L’insurgé

L’insurgé

L’insurgé
Jules Vallès

Troisième et dernier volume de sa trilogie autobiographique, « L’insurgé » est unanimement considéré comme le meilleur livre de Jules Vallès. Encore une fois je ne vais pas suivre l’unanimité tout en modulant mon jugement : si ce tome (à la différence des deux premiers) n’est pas un très grand livre pour la littérature, il reste un témoignage de premier ordre pour l’Histoire (avec un grand « H » aspiré, c’est encore plus stupéfiant !).

Mais je reviens un chouïa en arrière. « L’enfant » nous décrivait la jeunesse difficile de Vallès, gamin battu par ses parents. Un père ayant raté sa vocation, remâchant son amertume et se vengeant sur son gosse. Une mère déclassée, issue de la paysannerie et mal à l’aise dans sa peau de bourgeoise, à la limite du sadisme envers son fils. Et, au milieu de cette tourmente, l’enfant devenu adulte racontant ses malheurs avec humour, distanciation, sensibilité et exprimant malgré torgnoles et raclées son amour pour ses parents.

« Le bachelier » nous contait l’épineux parcours de vie d’un étudiant fauché, lâché sur le pavé de Paris : ses galères pour trouver un logement et, du travail. Mais aussi ses engagements contre la misère, le cercle d’amis qu’il forme avec des sans-le-sou aussi enthousiastes que lui et la naissance d’une vocation politique, d’une capacité à entraîner les autres, à haranguer les foules. Enfin on le suit dans ses débuts journalistiques chaotiques.

« L’insurgé » est donc l’aboutissement logique de ce parcours au moment où il croise la grande Histoire. Vallès a 38 ans lorsqu’éclate la guerre de 1870 qui va entraîner la chute du Second Empire. Journaliste confirmé désormais, républicain engagé pour la révolution « Sociale », il collabore à de multiples gazettes et il est régulièrement jeté en prison à Sainte-Pélagie, généralement pour de courtes périodes, en raison de ses écrits. Certes il appelle de ses vœux une nouvelle société, un nouvel ordre plus juste et il est de tempérament fougueux : il sait rendre les coups qu’il a reçus dans son enfance et ne recule pas devant la bagarre quand elle se présente. Mais tout ceci n’est qu’une façade, car Vallès est profondément pacifique et antimilitariste.

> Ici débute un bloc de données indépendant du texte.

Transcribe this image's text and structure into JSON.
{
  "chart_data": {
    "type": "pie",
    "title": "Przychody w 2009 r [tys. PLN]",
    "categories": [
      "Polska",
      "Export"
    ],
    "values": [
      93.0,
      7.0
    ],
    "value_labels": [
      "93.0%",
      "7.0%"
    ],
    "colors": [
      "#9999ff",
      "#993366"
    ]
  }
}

Lorsque l’insurrection de la Commune démarre, il se trouve en être l’un des leaders naturels. Mais il dénonce les massacres gratuits, ceux des généraux Lecomte et Thomas puis, plus tard la boucherie de la fusillade de la rue Haxo. Il ira tout de même, contraint et forcé et pour ne pas passer pour un lâche, faire le coup de feu sur les barricades.

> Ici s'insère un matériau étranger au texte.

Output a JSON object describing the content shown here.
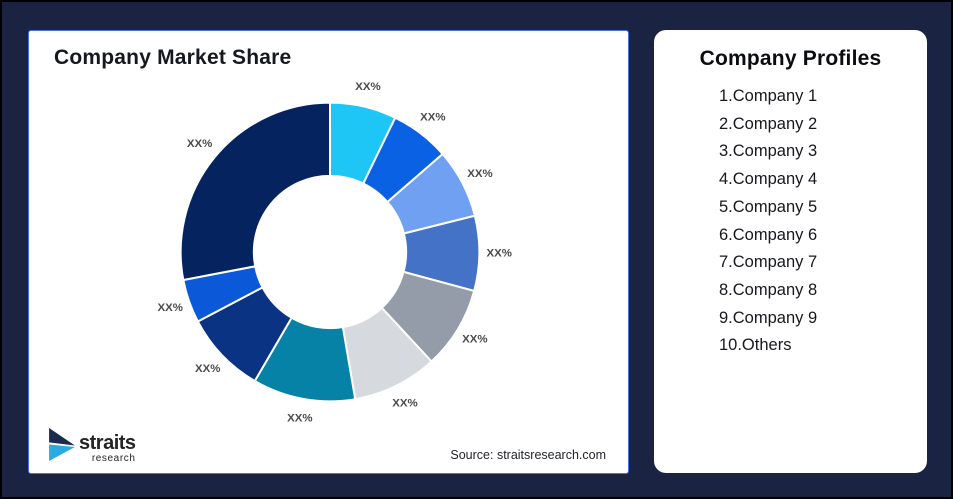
{
  "page": {
    "background_color": "#1A2442",
    "frame_border_color": "#000000"
  },
  "left_card": {
    "title": "Company Market Share",
    "source_note": "Source: straitsresearch.com",
    "border_color": "#4570E6",
    "logo": {
      "brand": "straits",
      "subtext": "research",
      "mark_navy": "#1B2B4D",
      "mark_cyan": "#2BAAE2"
    }
  },
  "chart_data": {
    "type": "pie",
    "variant": "donut",
    "title": "Company Market Share",
    "inner_radius_ratio": 0.51,
    "start_angle_deg": 0,
    "direction": "clockwise",
    "legend": "none",
    "label_color": "#4A4A4A",
    "stroke_color": "#FFFFFF",
    "segments": [
      {
        "label": "XX%",
        "value_pct": 7.2,
        "color": "#1EC6F5"
      },
      {
        "label": "XX%",
        "value_pct": 6.4,
        "color": "#0B61E4"
      },
      {
        "label": "XX%",
        "value_pct": 7.5,
        "color": "#6FA0F2"
      },
      {
        "label": "XX%",
        "value_pct": 8.1,
        "color": "#4472C6"
      },
      {
        "label": "XX%",
        "value_pct": 8.9,
        "color": "#959CA9"
      },
      {
        "label": "XX%",
        "value_pct": 9.2,
        "color": "#D6D9DE"
      },
      {
        "label": "XX%",
        "value_pct": 11.1,
        "color": "#0582A6"
      },
      {
        "label": "XX%",
        "value_pct": 8.9,
        "color": "#0A3384"
      },
      {
        "label": "XX%",
        "value_pct": 4.7,
        "color": "#0B59D9"
      },
      {
        "label": "XX%",
        "value_pct": 28.0,
        "color": "#05245F"
      }
    ]
  },
  "right_card": {
    "title": "Company Profiles",
    "items": [
      "1.Company 1",
      "2.Company 2",
      "3.Company 3",
      "4.Company 4",
      "5.Company 5",
      "6.Company 6",
      "7.Company 7",
      "8.Company 8",
      "9.Company 9",
      "10.Others"
    ]
  }
}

Le livre est architecturé en 35 chapitres et seuls les douze derniers (les plus passionnants) racontent le quotidien de Vallès pendant la Commune : ses prises de position, ses doutes, son refus de l’autorité (il est commandant de bataillon, mais arrache tous ses insignes). Il nous offre une étonnante galerie de portraits de personnalités engagées dans cette aventure où, pour la seule et unique fois de son histoire, le peuple de Paris vole le pouvoir à la classe bourgeoise… qui va le lui faire payer très cher.

Les premiers chapitres sont donc le prolongement du « bachelier », mais ne présentent pas un grand intérêt puisque le sujet a déjà été traité. Ils ont tout de même le mérite de mettre l’accent sur sa difficile carrière de journaliste et à nous préparer au récit qui se fait attendre : son rôle d’insurgé. On s’ennuie un peu dans ce long préliminaire en raison de cette construction bancale et déséquilibrée. Enfin, et ce sera ma dernière critique, Vallès met en scène un nombre tellement important de personnages que, parfois, on ne sait plus qui est qui. Le livre paraîtra difficile à suivre pour qui n’a pas déjà une solide connaissance de l’histoire de la Commune. Mais c’est évidemment un témoignage unique qui nous fait vivre cette révolution au plus près de sa réalité.

Au final nous avons là tout de même une magnifique trilogie qui a sa place dans les classiques de la littérature à côté d’Hugo ou de Balzac, mais dans un style d’écriture résolument plus moderne, plus léger et toujours teinté d’une pointe d’ironie et d’humour. Au fait, j’ai réussi l’exploit involontaire de lire ces livres dans trois éditions différentes : livre de poche pour « L’enfant », Folio pour « Le Bachelier » et Garnier-Flammarion pour « L’insurgé ». L’édition « Folio » est, de loin, la meilleure.